Любая нечисть из моего дома выметена.

– Шер скорее чисть. Чистящая.
Та, которая забирает себе чужую боль.
Правда, вместе с болью она высасывает и радость.
Ты можешь испытывать вспышки счастья,
но протягивать их разноцветными нитями
через многие дни и недели ты не способен.
Связующая радость испита.

– А что происходит, когда Шер больше нет?

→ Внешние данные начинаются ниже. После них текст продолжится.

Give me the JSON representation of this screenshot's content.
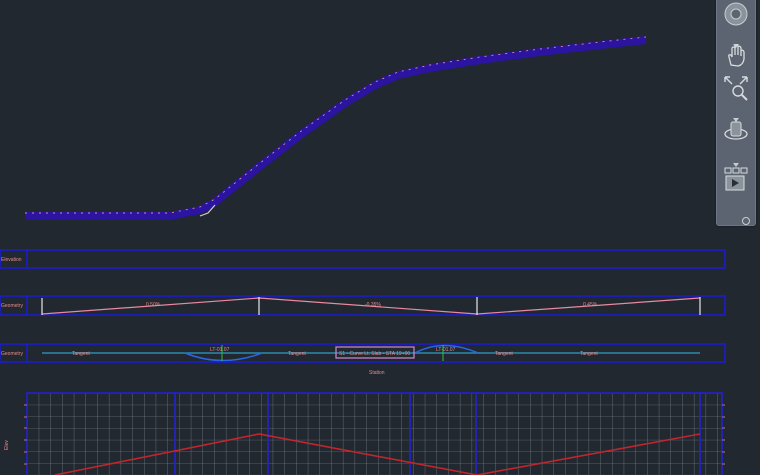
{
  "drawing": {
    "profile_band_label": "Elevation",
    "geometry_band_label": "Geometry",
    "alignment_band_label": "Geometry",
    "station_caption": "Station",
    "grid_axis_label": "Elev",
    "callout_text": "S1 - Curve Lt. Slab - STA 19+00",
    "curve_label_1": "LT-01.07",
    "curve_label_2": "LT-01.07",
    "segment_labels": [
      "Tangent",
      "Tangent",
      "Tangent",
      "Tangent"
    ],
    "geometry_slope_labels": [
      "0.50%",
      "-0.35%",
      "0.45%"
    ]
  },
  "colors": {
    "background": "#212830",
    "band_border": "#1a1ad8",
    "profile_fill": "#2a14a0",
    "profile_line": "#e08aa0",
    "grid_minor": "#8a929c",
    "grid_major": "#2222d0",
    "design_line": "#c0262e",
    "alignment_line": "#2a8ab0",
    "curve": "#2a66e0"
  },
  "navbar": {
    "buttons": [
      "steering-wheel-icon",
      "pan-hand-icon",
      "zoom-extents-icon",
      "orbit-icon",
      "showmotion-icon"
    ]
  }
}
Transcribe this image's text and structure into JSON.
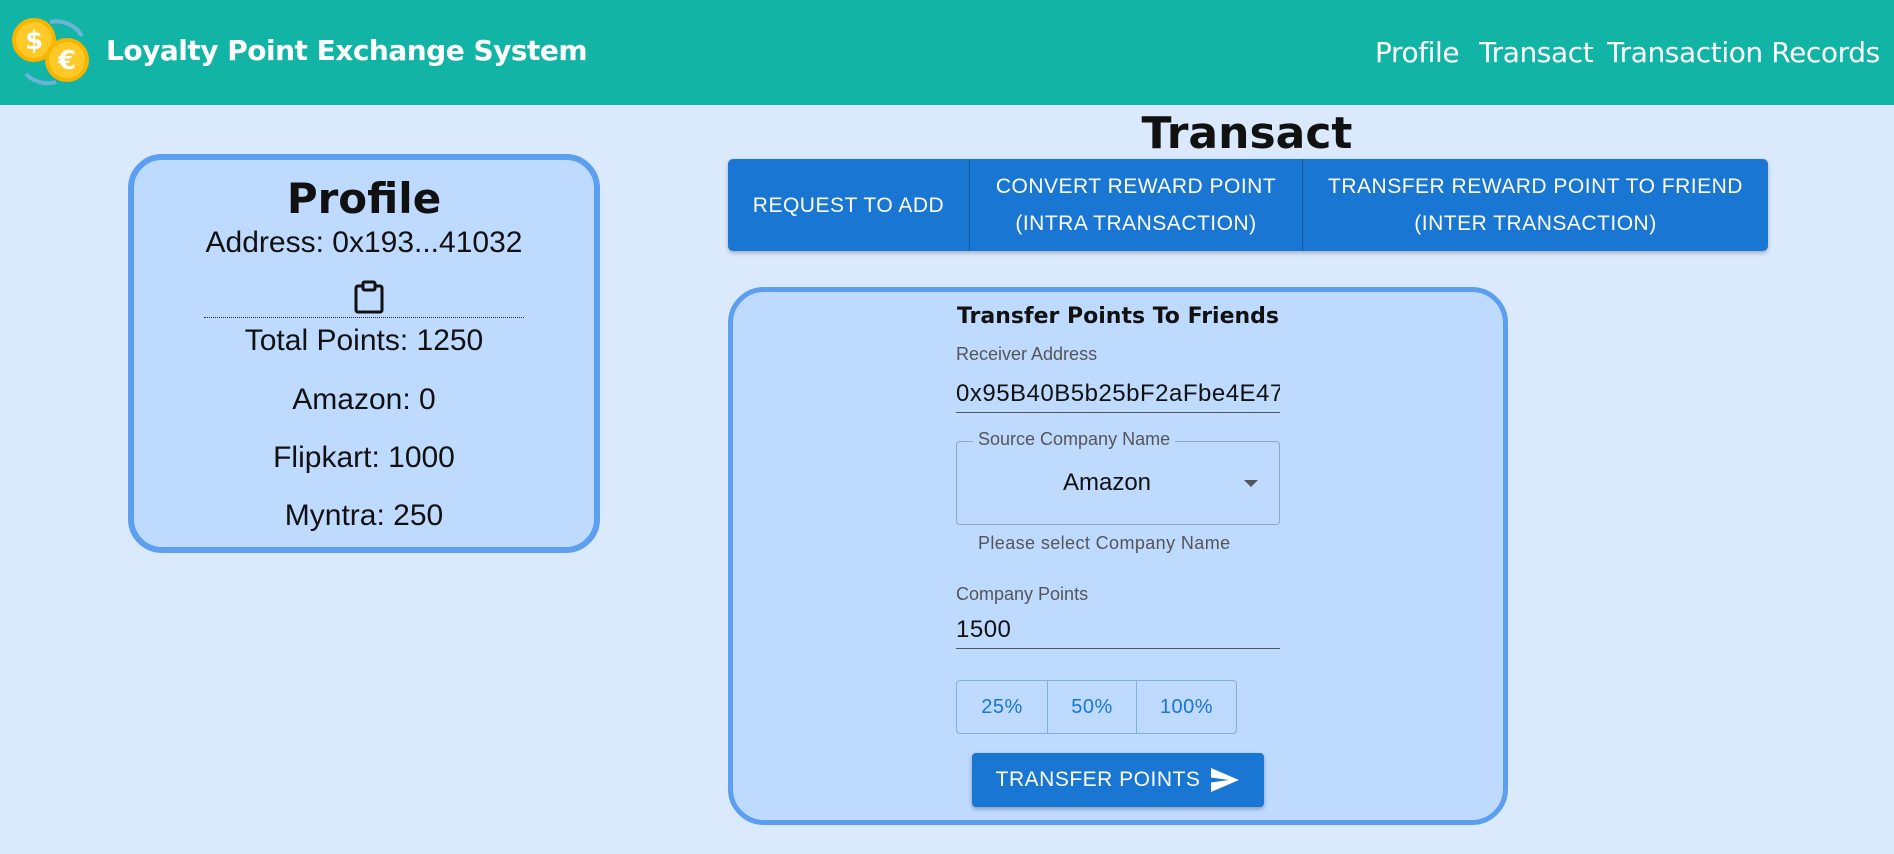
{
  "header": {
    "app_title": "Loyalty Point Exchange System",
    "nav": {
      "profile": "Profile",
      "transact": "Transact",
      "records": "Transaction Records"
    }
  },
  "profile": {
    "title": "Profile",
    "address": "Address: 0x193...41032",
    "total_points": "Total Points: 1250",
    "companies": {
      "amazon": "Amazon: 0",
      "flipkart": "Flipkart: 1000",
      "myntra": "Myntra: 250"
    }
  },
  "transact": {
    "title": "Transact",
    "tabs": {
      "request": "REQUEST TO ADD",
      "convert_line1": "CONVERT REWARD POINT",
      "convert_line2": "(INTRA TRANSACTION)",
      "transfer_line1": "TRANSFER REWARD POINT TO FRIEND",
      "transfer_line2": "(INTER TRANSACTION)"
    }
  },
  "transfer_form": {
    "title": "Transfer Points To Friends",
    "receiver_label": "Receiver Address",
    "receiver_value": "0x95B40B5b25bF2aFbe4E47",
    "company_label": "Source Company Name",
    "company_value": "Amazon",
    "company_helper": "Please select Company Name",
    "points_label": "Company Points",
    "points_value": "1500",
    "pct_buttons": {
      "p25": "25%",
      "p50": "50%",
      "p100": "100%"
    },
    "submit_label": "TRANSFER POINTS"
  },
  "colors": {
    "header_bg": "#12b5a5",
    "page_bg": "#dbe9fd",
    "card_bg": "#bedaff",
    "card_border": "#5c9ff0",
    "primary": "#1976d2"
  },
  "icons": {
    "logo": "coin-exchange-logo-icon",
    "clipboard": "clipboard-icon",
    "dropdown": "caret-down-icon",
    "send": "send-icon"
  }
}
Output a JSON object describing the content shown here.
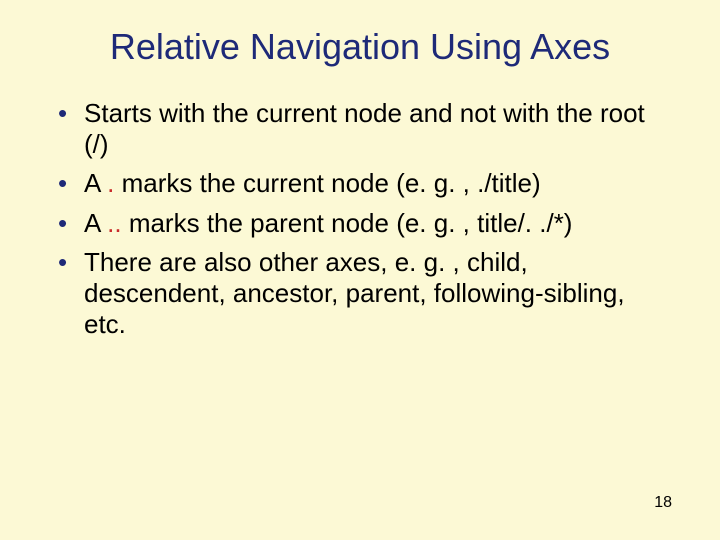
{
  "title": "Relative Navigation Using Axes",
  "bullets": {
    "b1": "Starts with the current node and not with the root (/)",
    "b2": {
      "pre": "A ",
      "red": ".",
      "post": " marks the current node (e. g. , ./title)"
    },
    "b3": {
      "pre": "A ",
      "red": "..",
      "post": " marks the parent node (e. g. , title/. ./*)"
    },
    "b4": "There are also other axes, e. g. , child, descendent, ancestor, parent, following-sibling, etc."
  },
  "page_number": "18"
}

– Живёшь. Просто живёшь. Веришь, что живёшь.

* * *
День начался с того, что в доме кончились спички.
Все шесть зажигалок поочерёдно вынесли курящие друзья.
Холодное молоко с ароматными льдинками
и деревянные мюсли.
Новая дублёнка, подаренный шарф,
ботинки с протектором.

Очень долго я боялся любить себя.
Считал, что так будет закрыта единственная валентность.
Останусь внутри зеркальной бутылки Клейна.
Именно там и оказался:
вечный брат, защитник, душа, жилетка,
любовник-заместитель…
Готовый взять с улицы первую встречную
девочку со спичками:
– Живи, только будь рядом,
если не сможешь греть собой,
поджигай на мне одежду.

Кстати, надо купить спички.

Вот я какой в зеркале!
Тёплая кремовая кепочка.
Выбритое овальное лицо.
Пёстрая лента на плечах.
Меховая оторочка.
Золотистые брюки
с гармошкой понизу.
Всё детство носил короткие штаны.
Странно быть самым высоким в семье.
Глупая обида отпечаталась на всей фамилии.
Ясновидящая мать, зажимающая себя,
чтобы забыть, ничего не знать:
– Чем я провинилась перед Тобой, Господи?
Бабушка в сотый раз перебирающая
альтернативные реальности:
– Почему я живу не с ним? Не с ним…
Отец, вызывающий призраков на дуэль
и стыдливо выходящий
в общий коридор.
Брат, разбивающий машины
одну за другой,
чтобы разрешить себе обоснованный
повод для слёз.
И я – всегда счастливый –
не имеющий права показывать
сопричастность семейному горю,
где у каждого вместо волос – пламя.

Поэт Дмитрий Чернышёв
запаливает сигарету от щелчка пальцев.

А для меня даже спичек нет.

* * *
Потому что сердце – камень,
потому что паразит,
отвечать на мир стихами –
это всё, что мне грозит.

Обернусь, вздохну и сплюну,
и вернусь к работе, и
буду видеть в жизни юмор,
что ты мне ни говори.

* * *
С тех пор, как ты превратилась
в большой мыльный пузырь
и прошла многоэтажками,
этот мир стал настолько мелок –
тонкая плёнка поверх асфальта, –
что я обнаружил возле дома
три больших пакета вины,
не донесённых до мусорных баков.

Я не хочу развязывать их
и заглядывать внутрь.
Пробую угадать.

От тебя никакой подсказки:
я же рассказывал только свою давнюю жизнь.
Происходящее параллельно
тебя почти не касалось.
Ну, кто в здравом уме станет
пересказывать любимому человеку новостной канал?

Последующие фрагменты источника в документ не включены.